I just wanted to say that Cracked Up to Be is perfectly sad and sadly perfect. (Although I'm not sure why being perfect would be sad. Parker Fadley knows though.) 5 out of 5 stars.
5 out of 5 stars
Out. Buy it. Change your life.
Summary from Goodreads: When "Perfect" Parker Fadley starts drinking at school and failing her classes, all of St. Peter's High goes on alert. How has the cheerleading captain, girlfriend of the most popular guy in school, consummate teacher's pet, and future valedictorian fallen so far from grace?
Parker doesn't want to talk about it. She'd just like to be left alone, to disappear, to be ignored. But her parents have placed her on suicide watch and her conselors are demanding the truth. Worse, there's a nice guy falling in love with her and he's making her feel things again when she'd really rather not be feeling anything at all.
Nobody would have guessed she'd turn out like this. But nobody knows the truth.
Something horrible has happened, and it just might be her fault.
Cracked Up To Be was the exact opposite of what I expected. It's about a girl with issues, and the girl is just trying push everyone away. She's trying to remember this huge mistake she made, even when everyone else has forgotten about it or gotten over it. She's sinking into herself, into this huge hole that replays that one night over and over again. This girl, Parker, just wants to be alone, but no one will let her be.
I didn't hate Parker like some people did. In the beginning, I just couldn't understand why she acted the way she did. I was a little confused by why she was so cold, but as the story kept on going, I started to understand. Parker Fadley is not easy to like, but you can't help loving her. I wanted to scream at her at times, but I couldn't. It was like she was this fragile thing underneath her facade. I felt like she was far away and I couldn't reach her, just like everyone else she knew did.

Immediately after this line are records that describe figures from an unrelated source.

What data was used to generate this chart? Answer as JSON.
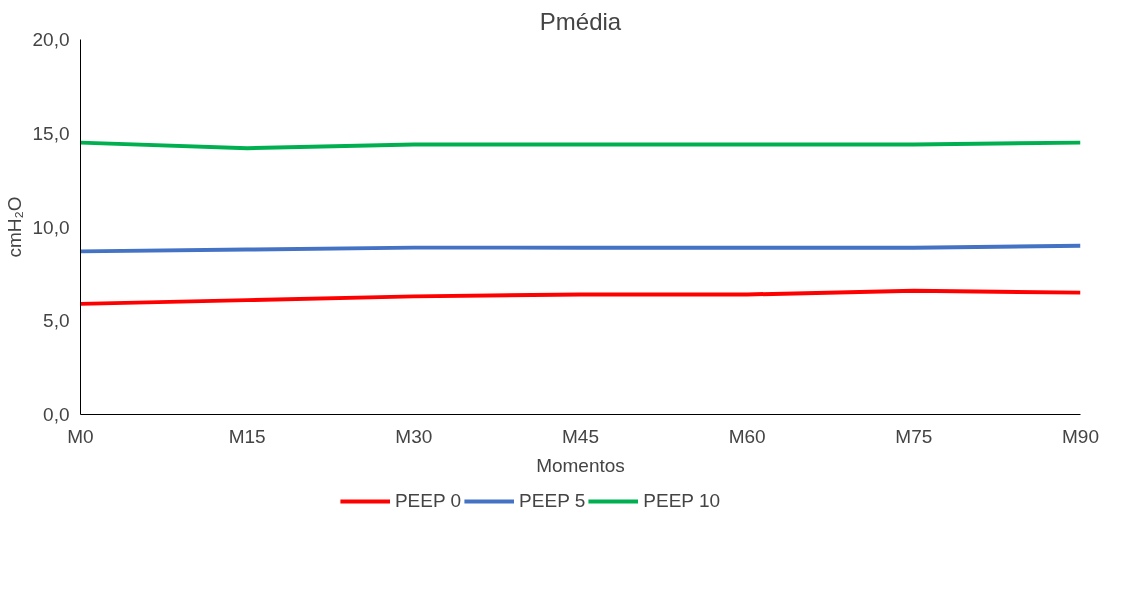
{
  "chart_data": {
    "type": "line",
    "title": "Pmédia",
    "xlabel": "Momentos",
    "ylabel": "cmH₂O",
    "categories": [
      "M0",
      "M15",
      "M30",
      "M45",
      "M60",
      "M75",
      "M90"
    ],
    "series": [
      {
        "name": "PEEP 0",
        "color": "#ff0000",
        "values": [
          5.9,
          6.1,
          6.3,
          6.4,
          6.4,
          6.6,
          6.5
        ]
      },
      {
        "name": "PEEP 5",
        "color": "#4472c4",
        "values": [
          8.7,
          8.8,
          8.9,
          8.9,
          8.9,
          8.9,
          9.0
        ]
      },
      {
        "name": "PEEP 10",
        "color": "#00b050",
        "values": [
          14.5,
          14.2,
          14.4,
          14.4,
          14.4,
          14.4,
          14.5
        ]
      }
    ],
    "ylim": [
      0,
      20
    ],
    "yticks": [
      {
        "value": 0,
        "label": "0,0"
      },
      {
        "value": 5,
        "label": "5,0"
      },
      {
        "value": 10,
        "label": "10,0"
      },
      {
        "value": 15,
        "label": "15,0"
      },
      {
        "value": 20,
        "label": "20,0"
      }
    ],
    "grid": false,
    "legend": "bottom",
    "marker": "none",
    "line_style": "solid"
  }
}
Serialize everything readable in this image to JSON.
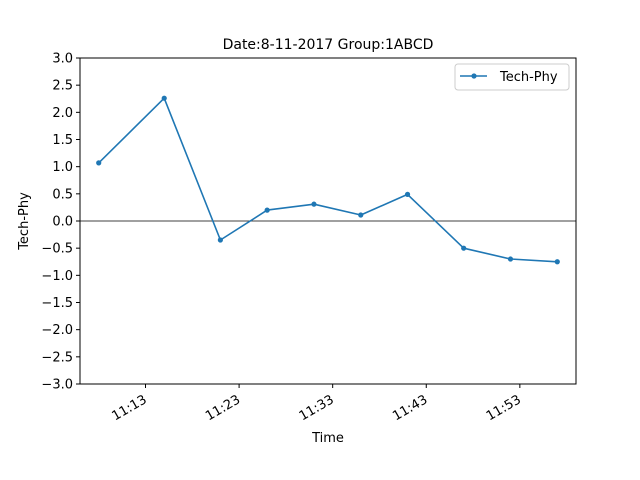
{
  "chart_data": {
    "type": "line",
    "title": "Date:8-11-2017 Group:1ABCD",
    "xlabel": "Time",
    "ylabel": "Tech-Phy",
    "x": [
      "11:08",
      "11:15",
      "11:21",
      "11:26",
      "11:31",
      "11:36",
      "11:41",
      "11:47",
      "11:52",
      "11:57"
    ],
    "series": [
      {
        "name": "Tech-Phy",
        "color": "#1f77b4",
        "marker": "circle",
        "values": [
          1.07,
          2.26,
          -0.35,
          0.2,
          0.31,
          0.11,
          0.49,
          -0.5,
          -0.7,
          -0.75
        ]
      }
    ],
    "ylim": [
      -3.0,
      3.0
    ],
    "yticks": [
      3.0,
      2.5,
      2.0,
      1.5,
      1.0,
      0.5,
      0.0,
      -0.5,
      -1.0,
      -1.5,
      -2.0,
      -2.5,
      -3.0
    ],
    "ytick_labels": [
      "3.0",
      "2.5",
      "2.0",
      "1.5",
      "1.0",
      "0.5",
      "0.0",
      "−0.5",
      "−1.0",
      "−1.5",
      "−2.0",
      "−2.5",
      "−3.0"
    ],
    "xlim": [
      "11:06",
      "11:59"
    ],
    "xticks": [
      "11:13",
      "11:23",
      "11:33",
      "11:43",
      "11:53"
    ],
    "xtick_rotation_deg": 30,
    "grid": false,
    "zero_line": true,
    "legend": {
      "placement": "top-right"
    }
  }
}
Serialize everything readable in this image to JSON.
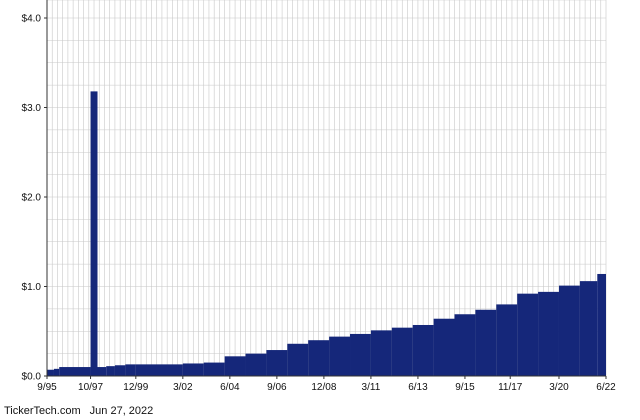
{
  "footer": {
    "brand": "TickerTech.com",
    "date": "Jun 27, 2022"
  },
  "colors": {
    "bar": "#15277a",
    "grid": "#c8c8c8",
    "axis": "#333333",
    "background": "#ffffff"
  },
  "chart_data": {
    "type": "bar",
    "title": "",
    "xlabel": "",
    "ylabel": "",
    "ylim": [
      0,
      4.0
    ],
    "y_ticks": [
      {
        "value": 0,
        "label": "$0.0"
      },
      {
        "value": 1,
        "label": "$1.0"
      },
      {
        "value": 2,
        "label": "$2.0"
      },
      {
        "value": 3,
        "label": "$3.0"
      },
      {
        "value": 4,
        "label": "$4.0"
      }
    ],
    "x_tick_labels": [
      "9/95",
      "10/97",
      "12/99",
      "3/02",
      "6/04",
      "9/06",
      "12/08",
      "3/11",
      "6/13",
      "9/15",
      "11/17",
      "3/20",
      "6/22"
    ],
    "grid": true,
    "segments": [
      {
        "from": "9/95",
        "to": "1/96",
        "value": 0.07
      },
      {
        "from": "1/96",
        "to": "4/96",
        "value": 0.08
      },
      {
        "from": "4/96",
        "to": "10/97",
        "value": 0.1
      },
      {
        "from": "10/97",
        "to": "2/98",
        "value": 3.18
      },
      {
        "from": "2/98",
        "to": "7/98",
        "value": 0.1
      },
      {
        "from": "7/98",
        "to": "12/98",
        "value": 0.11
      },
      {
        "from": "12/98",
        "to": "6/99",
        "value": 0.12
      },
      {
        "from": "6/99",
        "to": "12/99",
        "value": 0.13
      },
      {
        "from": "12/99",
        "to": "3/02",
        "value": 0.13
      },
      {
        "from": "3/02",
        "to": "3/03",
        "value": 0.14
      },
      {
        "from": "3/03",
        "to": "3/04",
        "value": 0.15
      },
      {
        "from": "3/04",
        "to": "3/05",
        "value": 0.22
      },
      {
        "from": "3/05",
        "to": "3/06",
        "value": 0.25
      },
      {
        "from": "3/06",
        "to": "3/07",
        "value": 0.29
      },
      {
        "from": "3/07",
        "to": "3/08",
        "value": 0.36
      },
      {
        "from": "3/08",
        "to": "3/09",
        "value": 0.4
      },
      {
        "from": "3/09",
        "to": "3/10",
        "value": 0.44
      },
      {
        "from": "3/10",
        "to": "3/11",
        "value": 0.47
      },
      {
        "from": "3/11",
        "to": "3/12",
        "value": 0.51
      },
      {
        "from": "3/12",
        "to": "3/13",
        "value": 0.54
      },
      {
        "from": "3/13",
        "to": "3/14",
        "value": 0.57
      },
      {
        "from": "3/14",
        "to": "3/15",
        "value": 0.64
      },
      {
        "from": "3/15",
        "to": "3/16",
        "value": 0.69
      },
      {
        "from": "3/16",
        "to": "3/17",
        "value": 0.74
      },
      {
        "from": "3/17",
        "to": "3/18",
        "value": 0.8
      },
      {
        "from": "3/18",
        "to": "3/19",
        "value": 0.92
      },
      {
        "from": "3/19",
        "to": "3/20",
        "value": 0.94
      },
      {
        "from": "3/20",
        "to": "3/21",
        "value": 1.01
      },
      {
        "from": "3/21",
        "to": "1/22",
        "value": 1.06
      },
      {
        "from": "1/22",
        "to": "6/22",
        "value": 1.14
      }
    ]
  }
}
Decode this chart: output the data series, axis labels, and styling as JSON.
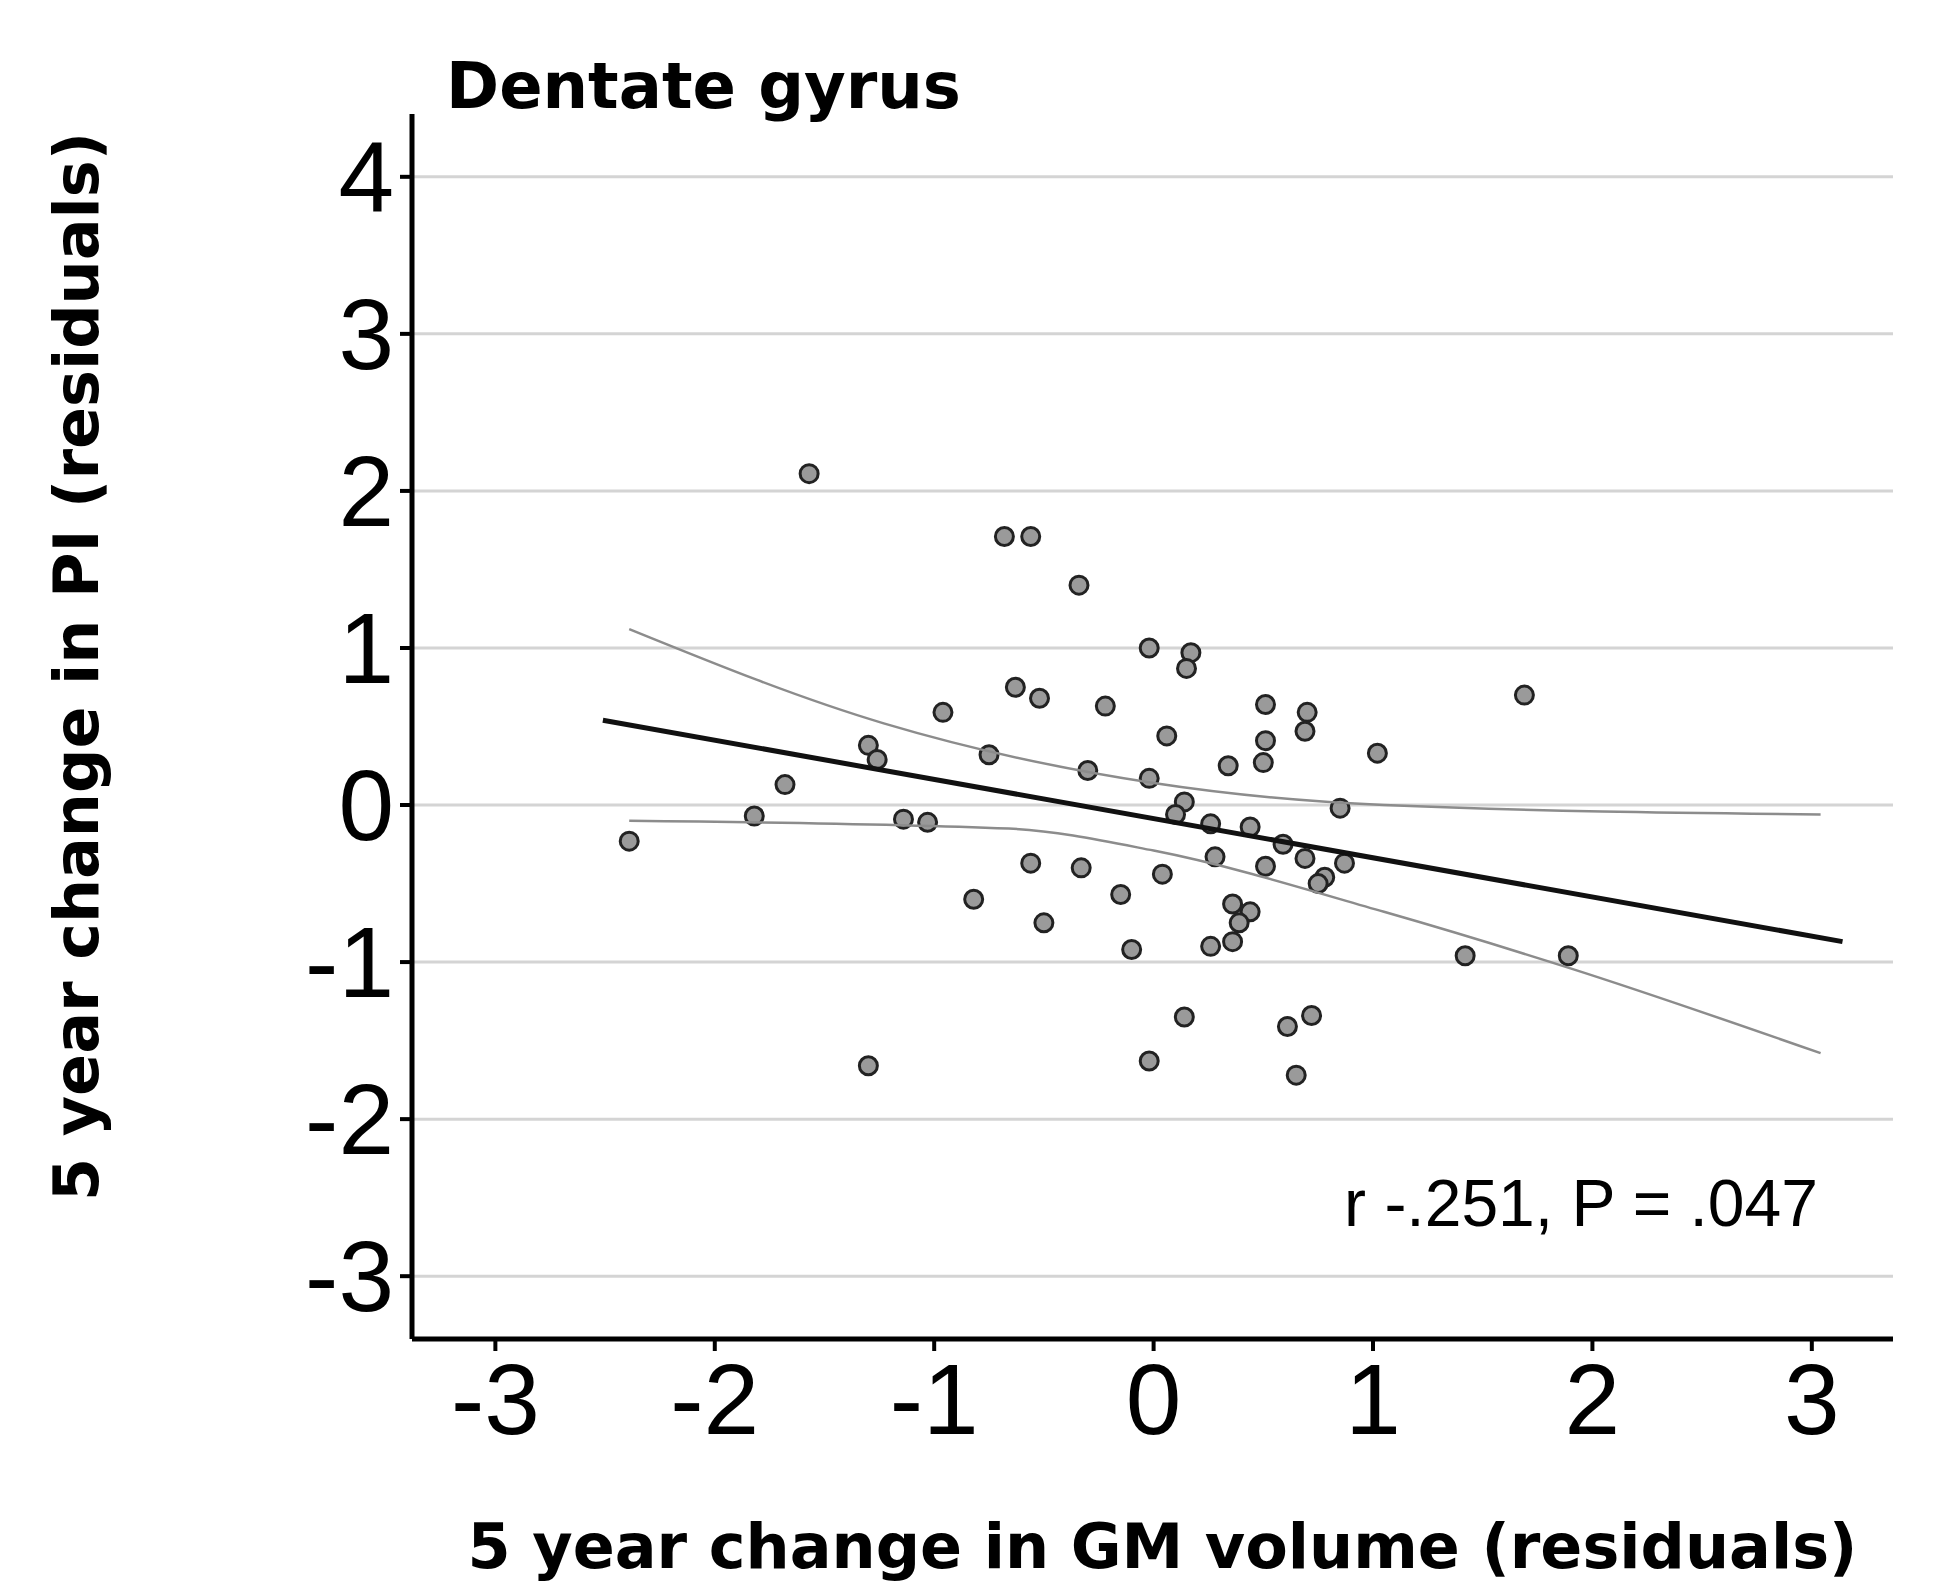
{
  "chart_data": {
    "type": "scatter",
    "title": "Dentate gyrus",
    "xlabel": "5 year change in GM volume (residuals)",
    "ylabel": "5 year change in PI (residuals)",
    "xlim": [
      -3.38,
      3.37
    ],
    "ylim": [
      -3.4,
      4.4
    ],
    "xticks": [
      -3,
      -2,
      -1,
      0,
      1,
      2,
      3
    ],
    "yticks": [
      -3,
      -2,
      -1,
      0,
      1,
      2,
      3,
      4
    ],
    "grid": "y",
    "annotations": [
      "r  -.251, P = .047"
    ],
    "series": [
      {
        "marker": "circle",
        "color": "#9a9a9a",
        "x": [
          -1.57,
          -0.68,
          -0.56,
          -0.34,
          -0.02,
          0.17,
          0.15,
          -0.96,
          -0.63,
          -0.52,
          -0.22,
          0.51,
          0.7,
          0.69,
          1.69,
          0.06,
          0.51,
          0.5,
          0.34,
          1.02,
          -1.3,
          -1.26,
          -0.75,
          -0.3,
          -0.02,
          -1.68,
          -1.82,
          -2.39,
          -1.14,
          -1.03,
          0.14,
          0.1,
          0.26,
          0.44,
          0.85,
          0.59,
          0.69,
          0.51,
          0.28,
          0.87,
          0.78,
          0.75,
          -0.56,
          -0.33,
          0.04,
          -0.15,
          -0.82,
          0.36,
          0.44,
          0.39,
          -0.5,
          -0.1,
          0.26,
          0.36,
          1.42,
          1.89,
          0.14,
          0.72,
          0.61,
          -0.02,
          -1.3,
          0.65
        ],
        "values": [
          2.11,
          1.71,
          1.71,
          1.4,
          1.0,
          0.97,
          0.87,
          0.59,
          0.75,
          0.68,
          0.63,
          0.64,
          0.59,
          0.47,
          0.7,
          0.44,
          0.41,
          0.27,
          0.25,
          0.33,
          0.38,
          0.29,
          0.32,
          0.22,
          0.17,
          0.13,
          -0.07,
          -0.23,
          -0.09,
          -0.11,
          0.02,
          -0.06,
          -0.12,
          -0.14,
          -0.02,
          -0.25,
          -0.34,
          -0.39,
          -0.33,
          -0.37,
          -0.46,
          -0.5,
          -0.37,
          -0.4,
          -0.44,
          -0.57,
          -0.6,
          -0.63,
          -0.68,
          -0.75,
          -0.75,
          -0.92,
          -0.9,
          -0.87,
          -0.96,
          -0.96,
          -1.35,
          -1.34,
          -1.41,
          -1.63,
          -1.66,
          -1.72
        ]
      },
      {
        "type": "line",
        "color": "#111111",
        "x": [
          -2.51,
          3.14
        ],
        "values": [
          0.54,
          -0.87
        ]
      },
      {
        "type": "line",
        "color": "#8c8c8c",
        "x": [
          -2.39,
          -1.23,
          0,
          1.05,
          3.04
        ],
        "values": [
          1.12,
          0.52,
          0.14,
          0,
          -0.06
        ]
      },
      {
        "type": "line",
        "color": "#8c8c8c",
        "x": [
          -2.39,
          -0.66,
          0,
          1.05,
          1.9,
          3.04
        ],
        "values": [
          -0.1,
          -0.15,
          -0.29,
          -0.68,
          -1.04,
          -1.58
        ]
      }
    ]
  }
}
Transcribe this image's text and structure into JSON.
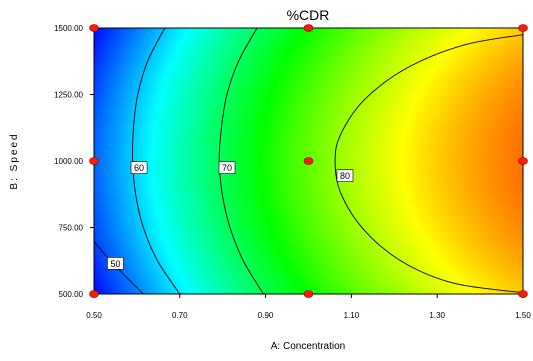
{
  "chart_data": {
    "type": "heatmap",
    "title": "%CDR",
    "xlabel": "A: Concentration",
    "ylabel": "B: Speed",
    "xlim": [
      0.5,
      1.5
    ],
    "ylim": [
      500,
      1500
    ],
    "x_ticks": [
      "0.50",
      "0.70",
      "0.90",
      "1.10",
      "1.30",
      "1.50"
    ],
    "y_ticks": [
      "500.00",
      "750.00",
      "1000.00",
      "1250.00",
      "1500.00"
    ],
    "colormap": [
      "#0000ff",
      "#00ffff",
      "#00ff00",
      "#ffff00",
      "#ff0000"
    ],
    "contours": [
      {
        "level": 50,
        "label": "50",
        "points": [
          [
            0.5,
            698
          ],
          [
            0.53,
            640
          ],
          [
            0.565,
            580
          ],
          [
            0.615,
            500
          ]
        ]
      },
      {
        "level": 60,
        "label": "60",
        "points": [
          [
            0.665,
            1500
          ],
          [
            0.625,
            1375
          ],
          [
            0.602,
            1250
          ],
          [
            0.592,
            1125
          ],
          [
            0.59,
            1000
          ],
          [
            0.597,
            875
          ],
          [
            0.615,
            750
          ],
          [
            0.648,
            625
          ],
          [
            0.7,
            500
          ]
        ]
      },
      {
        "level": 70,
        "label": "70",
        "points": [
          [
            0.88,
            1500
          ],
          [
            0.837,
            1375
          ],
          [
            0.81,
            1250
          ],
          [
            0.797,
            1125
          ],
          [
            0.792,
            1000
          ],
          [
            0.799,
            875
          ],
          [
            0.817,
            750
          ],
          [
            0.848,
            625
          ],
          [
            0.895,
            500
          ]
        ]
      },
      {
        "level": 80,
        "label": "80",
        "points": [
          [
            1.5,
            1475
          ],
          [
            1.36,
            1435
          ],
          [
            1.23,
            1350
          ],
          [
            1.13,
            1230
          ],
          [
            1.075,
            1100
          ],
          [
            1.062,
            1000
          ],
          [
            1.075,
            880
          ],
          [
            1.13,
            740
          ],
          [
            1.22,
            620
          ],
          [
            1.34,
            540
          ],
          [
            1.5,
            505
          ]
        ]
      }
    ],
    "design_points": [
      {
        "x": 0.5,
        "y": 1500
      },
      {
        "x": 1.0,
        "y": 1500
      },
      {
        "x": 1.5,
        "y": 1500
      },
      {
        "x": 0.5,
        "y": 1000
      },
      {
        "x": 1.0,
        "y": 1000
      },
      {
        "x": 1.5,
        "y": 1000
      },
      {
        "x": 0.5,
        "y": 500
      },
      {
        "x": 1.0,
        "y": 500
      },
      {
        "x": 1.5,
        "y": 500
      }
    ],
    "contour_label_positions": [
      {
        "label": "50",
        "x": 0.55,
        "y": 615
      },
      {
        "label": "60",
        "x": 0.605,
        "y": 975
      },
      {
        "label": "70",
        "x": 0.81,
        "y": 975
      },
      {
        "label": "80",
        "x": 1.085,
        "y": 945
      }
    ],
    "grid": false,
    "legend": "none"
  }
}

When I finally figured out why Parker is so broken, I started crying. I normally don't cry when I read books, but I couldn't help it. Parker's mermory is so horrible; I can't imagine having to live through it. Parker gives you the memory in bits and pieces, but that doesn't stop the force of it. I couldn't believe how terrible it was. Well, actually, I could, but it was still really shocking. I mean, from the way Parker acted after, it wasn't hard to believe the truth.
I really hated the ending. I hated how unhappy it was. I guess that's the way it was supposed to be. Parker made this huge mistake. She kept on pushing people away. She has to pay the consequences after. I hated how it ended up that way, with all the happiness a little too far away from her grasp. It made me sad how a sad book ended in a sad ending.
But it makes you cry. I haven't written a review in a long time, but Cracked Up to Be made me start writing one. It also made me want to be a little nicer and a little better. It changes you. That's the true beauty of Cracked Up to Be. No matter how much you want to stop thinking about it and just try to stay the same, you can't. You have to change.
I guess that's the way Courtney Summers meant it to be.